Atlassian Alerts on Exploit for Critical Confluence Security Flaw

November 2, 2023

Atlassian has issued an alert about a public exploit for a critical security flaw in Confluence that could lead to data wiping attacks. The vulnerability, known as CVE-2023-22518, is an improper authorization issue with a high severity rating of 9.1 out of 10. It impacts all versions of Confluence Data Center and Confluence Server software. Atlassian has detected a publicly available exploit that poses a serious risk to publicly accessible instances. The company stated, "As part of Atlassian's ongoing monitoring of this CVE, we observed publicly posted critical information about the vulnerability which increases risk of exploitation."

While there are no reports of active exploits yet, customers are urged to take immediate action to safeguard their instances. Those who have already applied the patch do not need to take any further action. Although attackers can leverage the vulnerability to erase data on affected servers, they cannot use it to steal data stored on vulnerable instances. Atlassian also clarified that Atlassian Cloud sites accessed via an atlassian.net domain are not impacted.

The company's Chief Information Security Officer, Bala Sathiamurthy, had previously issued a warning when the vulnerability was patched. He stated, "As part of our continuous security assessment processes, we have discovered that Confluence Data Center and Server customers are vulnerable to significant data loss if exploited by an unauthenticated attacker."

Atlassian has addressed the critical CVE-2023-22518 vulnerability in Confluence Data Center and Server versions 7.19.16, 8.3.4, 8.4.4, 8.5.3, and 8.6.1. Administrators are urged to update their software promptly or, if that's not feasible, to implement mitigation measures.

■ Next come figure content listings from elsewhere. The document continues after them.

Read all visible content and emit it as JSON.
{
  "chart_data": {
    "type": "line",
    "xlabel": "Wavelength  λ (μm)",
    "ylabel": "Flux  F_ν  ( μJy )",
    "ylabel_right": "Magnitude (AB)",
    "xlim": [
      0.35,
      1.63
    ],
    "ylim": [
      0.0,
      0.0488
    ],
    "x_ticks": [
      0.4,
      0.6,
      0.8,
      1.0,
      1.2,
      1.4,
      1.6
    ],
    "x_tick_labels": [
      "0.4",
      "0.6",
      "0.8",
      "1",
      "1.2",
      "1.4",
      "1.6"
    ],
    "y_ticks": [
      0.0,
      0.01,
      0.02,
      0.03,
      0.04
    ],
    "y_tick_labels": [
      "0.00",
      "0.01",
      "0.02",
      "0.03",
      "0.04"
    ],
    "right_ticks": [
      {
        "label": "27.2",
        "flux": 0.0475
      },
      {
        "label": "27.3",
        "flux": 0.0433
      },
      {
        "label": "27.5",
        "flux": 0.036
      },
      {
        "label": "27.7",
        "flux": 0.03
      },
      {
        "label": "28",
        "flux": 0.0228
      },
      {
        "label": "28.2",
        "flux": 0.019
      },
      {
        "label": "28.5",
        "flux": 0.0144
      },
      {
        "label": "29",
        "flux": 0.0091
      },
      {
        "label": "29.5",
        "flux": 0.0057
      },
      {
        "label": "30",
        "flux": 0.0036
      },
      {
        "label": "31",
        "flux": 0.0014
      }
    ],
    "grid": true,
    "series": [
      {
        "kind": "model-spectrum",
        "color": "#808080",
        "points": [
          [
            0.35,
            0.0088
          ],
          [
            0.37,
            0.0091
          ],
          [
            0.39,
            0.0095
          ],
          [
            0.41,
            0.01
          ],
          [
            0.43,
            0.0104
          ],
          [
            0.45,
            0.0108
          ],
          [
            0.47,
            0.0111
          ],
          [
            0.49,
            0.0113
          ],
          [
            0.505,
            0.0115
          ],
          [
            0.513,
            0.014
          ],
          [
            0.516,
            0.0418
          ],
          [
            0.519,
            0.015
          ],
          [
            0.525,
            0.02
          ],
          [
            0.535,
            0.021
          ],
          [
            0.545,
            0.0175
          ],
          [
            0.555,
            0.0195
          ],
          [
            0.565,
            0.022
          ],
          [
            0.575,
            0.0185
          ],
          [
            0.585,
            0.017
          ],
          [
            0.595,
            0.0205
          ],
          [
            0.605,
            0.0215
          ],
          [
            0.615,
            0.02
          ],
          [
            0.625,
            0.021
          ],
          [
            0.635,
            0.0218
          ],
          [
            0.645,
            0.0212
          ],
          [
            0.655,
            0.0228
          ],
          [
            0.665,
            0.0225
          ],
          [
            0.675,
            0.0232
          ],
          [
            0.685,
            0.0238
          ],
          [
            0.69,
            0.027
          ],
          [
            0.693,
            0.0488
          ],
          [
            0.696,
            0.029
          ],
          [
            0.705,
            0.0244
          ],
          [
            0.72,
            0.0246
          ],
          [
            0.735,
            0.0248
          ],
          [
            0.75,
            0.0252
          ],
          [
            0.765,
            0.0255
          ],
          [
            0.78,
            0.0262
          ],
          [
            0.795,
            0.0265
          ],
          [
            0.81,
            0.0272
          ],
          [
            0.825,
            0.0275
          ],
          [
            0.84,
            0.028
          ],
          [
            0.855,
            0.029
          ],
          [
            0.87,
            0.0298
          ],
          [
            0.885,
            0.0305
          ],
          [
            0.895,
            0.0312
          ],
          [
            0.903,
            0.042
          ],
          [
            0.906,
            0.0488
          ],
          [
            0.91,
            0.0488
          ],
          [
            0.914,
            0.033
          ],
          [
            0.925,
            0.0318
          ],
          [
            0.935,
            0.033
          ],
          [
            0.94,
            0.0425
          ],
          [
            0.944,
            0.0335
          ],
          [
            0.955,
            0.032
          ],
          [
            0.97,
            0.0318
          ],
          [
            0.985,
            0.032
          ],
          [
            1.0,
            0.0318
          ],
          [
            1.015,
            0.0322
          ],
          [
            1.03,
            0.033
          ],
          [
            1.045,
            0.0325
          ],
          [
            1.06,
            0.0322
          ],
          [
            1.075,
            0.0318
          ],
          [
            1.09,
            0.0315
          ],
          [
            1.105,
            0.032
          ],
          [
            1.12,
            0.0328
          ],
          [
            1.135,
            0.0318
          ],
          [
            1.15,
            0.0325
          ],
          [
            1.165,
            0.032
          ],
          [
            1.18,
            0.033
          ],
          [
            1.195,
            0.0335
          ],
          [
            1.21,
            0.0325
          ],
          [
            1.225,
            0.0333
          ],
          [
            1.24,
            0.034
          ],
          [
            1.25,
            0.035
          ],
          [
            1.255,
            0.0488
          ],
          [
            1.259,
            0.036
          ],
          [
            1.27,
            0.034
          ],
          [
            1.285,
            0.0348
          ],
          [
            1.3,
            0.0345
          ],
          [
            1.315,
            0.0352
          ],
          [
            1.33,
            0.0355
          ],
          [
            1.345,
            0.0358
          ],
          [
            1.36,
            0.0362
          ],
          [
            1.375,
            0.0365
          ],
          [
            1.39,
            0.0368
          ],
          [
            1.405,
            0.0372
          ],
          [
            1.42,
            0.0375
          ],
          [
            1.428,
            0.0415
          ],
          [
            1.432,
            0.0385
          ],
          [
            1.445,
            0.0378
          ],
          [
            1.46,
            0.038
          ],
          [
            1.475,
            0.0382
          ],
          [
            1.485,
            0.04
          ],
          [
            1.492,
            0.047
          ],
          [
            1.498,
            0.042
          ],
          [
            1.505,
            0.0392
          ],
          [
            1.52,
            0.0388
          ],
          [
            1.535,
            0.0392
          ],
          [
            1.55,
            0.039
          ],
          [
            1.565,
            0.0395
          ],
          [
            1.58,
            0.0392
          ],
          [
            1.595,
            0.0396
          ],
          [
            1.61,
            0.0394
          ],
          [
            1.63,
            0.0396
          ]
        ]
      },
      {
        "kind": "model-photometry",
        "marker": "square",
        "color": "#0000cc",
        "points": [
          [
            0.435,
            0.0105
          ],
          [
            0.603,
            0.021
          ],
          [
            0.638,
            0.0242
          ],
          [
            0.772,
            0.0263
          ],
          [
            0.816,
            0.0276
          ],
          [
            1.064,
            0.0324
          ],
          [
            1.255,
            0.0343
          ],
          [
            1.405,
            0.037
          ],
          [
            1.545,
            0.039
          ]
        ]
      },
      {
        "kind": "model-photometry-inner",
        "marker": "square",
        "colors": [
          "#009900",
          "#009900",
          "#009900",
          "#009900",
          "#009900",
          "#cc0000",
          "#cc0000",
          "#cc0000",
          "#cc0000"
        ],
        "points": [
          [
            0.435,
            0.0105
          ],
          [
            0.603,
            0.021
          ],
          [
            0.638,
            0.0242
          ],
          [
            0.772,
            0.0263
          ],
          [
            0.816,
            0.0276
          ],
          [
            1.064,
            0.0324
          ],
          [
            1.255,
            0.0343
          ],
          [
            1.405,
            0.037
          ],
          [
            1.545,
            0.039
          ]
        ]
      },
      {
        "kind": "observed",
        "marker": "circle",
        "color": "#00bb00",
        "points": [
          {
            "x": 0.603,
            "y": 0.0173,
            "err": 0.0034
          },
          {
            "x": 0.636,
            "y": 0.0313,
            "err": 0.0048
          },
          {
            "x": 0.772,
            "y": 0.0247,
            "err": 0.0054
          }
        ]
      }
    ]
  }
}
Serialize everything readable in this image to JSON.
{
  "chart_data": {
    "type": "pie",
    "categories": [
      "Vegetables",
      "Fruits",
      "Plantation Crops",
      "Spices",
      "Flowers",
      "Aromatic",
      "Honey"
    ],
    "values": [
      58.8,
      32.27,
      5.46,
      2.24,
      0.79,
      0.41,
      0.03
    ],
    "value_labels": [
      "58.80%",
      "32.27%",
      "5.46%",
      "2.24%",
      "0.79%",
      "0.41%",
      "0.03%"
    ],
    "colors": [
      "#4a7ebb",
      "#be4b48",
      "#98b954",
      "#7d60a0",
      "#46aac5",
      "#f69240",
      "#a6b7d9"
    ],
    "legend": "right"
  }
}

These include backing up unpatched instances and blocking internet access to unpatched servers until they're updated.

If immediate patching is not possible, admins can also eliminate known attack vectors by blocking access on specific endpoints by altering the //confluence/WEB-INF/web.xml as explained in the advisory and restarting the affected instance. Atlassian emphasized that these mitigation steps are temporary and not a substitute for patching the instance.

Last month, CISA, FBI, and MS-ISAC urged defenders to urgently patch Atlassian Confluence servers against an actively exploited privilege escalation flaw, CVE-2023-22515. Microsoft later found that a Chinese-backed threat group, known as Storm-0062 (aka DarkShadow or Oro0lxy), had exploited the flaw as a zero-day since September 14, 2023. Securing vulnerable Confluence servers is vital, given their previous targeting in widespread attacks that delivered AvosLocker and Cerber2021 ransomware, Linux botnet malware, and crypto miners.